Ultrasound stimulation in AD treatment

Recently, several clinical studies have reported that ultrasound stimulation is a potential methodology to improve brain function and even cortical thickness in human AD patients. The promising results were replicated in independent groups over the last years, showing that transcranial pulse stimulation with focused ultrasound could improve neuropsychological scores and increase cortical thickness [51, 52]. In addition, low-intensity transcranial focused ultrasound (LI tFUS) has been reported with potential effects in AD treatment by Jeong et al. [53]. In their study, LI tFUS targeting the hippocampus has a beneficial impact on cerebral glucose metabolism and memory and improves cognitive function. Thus, a large body of preclinical and clinical evidence suggests that the blood–brain barrier (BBB) opening by FUS can be done safely [54, 55]. However, potential risks should be noted, including microbleeds, cellular vacuolation, ischemia due to vasoconstriction, cerebral edema, and direct cellular injury from physical forces, even at the typical low sound pressure [56]. Since most neuromodulation studies have been done without BBB opening and generated clear neurophysiologial effects, non-BBB opening ultrasound ("focused" and "unfocused") might be a safer therapeutic option.

Conclusion

In this study, two-week tUS decreases total Aβ42 and Aβ40 levels, especially insoluble Aβ, in the brain cortex and hippocampus of 5×FAD mice.
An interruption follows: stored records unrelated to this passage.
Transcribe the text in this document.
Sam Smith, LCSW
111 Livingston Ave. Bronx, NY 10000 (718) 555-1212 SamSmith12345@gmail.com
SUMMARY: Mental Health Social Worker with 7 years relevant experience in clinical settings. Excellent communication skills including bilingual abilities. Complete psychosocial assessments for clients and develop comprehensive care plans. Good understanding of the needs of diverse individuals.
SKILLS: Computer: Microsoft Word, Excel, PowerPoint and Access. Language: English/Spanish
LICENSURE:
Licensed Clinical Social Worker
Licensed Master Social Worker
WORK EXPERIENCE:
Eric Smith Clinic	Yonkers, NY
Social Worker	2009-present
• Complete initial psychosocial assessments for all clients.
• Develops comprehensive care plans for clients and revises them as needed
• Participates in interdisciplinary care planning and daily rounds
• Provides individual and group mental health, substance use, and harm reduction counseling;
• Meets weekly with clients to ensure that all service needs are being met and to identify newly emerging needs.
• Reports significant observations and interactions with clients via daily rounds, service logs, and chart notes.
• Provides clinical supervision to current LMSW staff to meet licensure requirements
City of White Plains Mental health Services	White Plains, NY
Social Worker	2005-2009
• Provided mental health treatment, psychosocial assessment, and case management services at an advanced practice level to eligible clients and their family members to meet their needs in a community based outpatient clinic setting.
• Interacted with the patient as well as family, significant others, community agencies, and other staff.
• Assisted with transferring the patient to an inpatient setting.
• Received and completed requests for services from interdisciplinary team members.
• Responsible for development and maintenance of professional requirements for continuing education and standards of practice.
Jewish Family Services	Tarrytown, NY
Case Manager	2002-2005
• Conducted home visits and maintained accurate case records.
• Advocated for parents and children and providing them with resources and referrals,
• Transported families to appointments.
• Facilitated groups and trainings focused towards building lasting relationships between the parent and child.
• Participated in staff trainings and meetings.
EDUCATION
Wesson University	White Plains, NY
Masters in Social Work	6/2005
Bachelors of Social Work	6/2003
The reduction of Aβ plaque is comparable to the recent visual and auditory stimulation studies in AD mouse models. In addition, tUS stimulation increases spontaneous gamma power and PAC, indicative of functional improvement. In summary, tUS brain stimulation at 40 Hz can be a potential therapeutic modality by reducing Aβ load and improving brain connectivity. In future studies, the exact neurobiological mechanisms of these effects need to be investigated.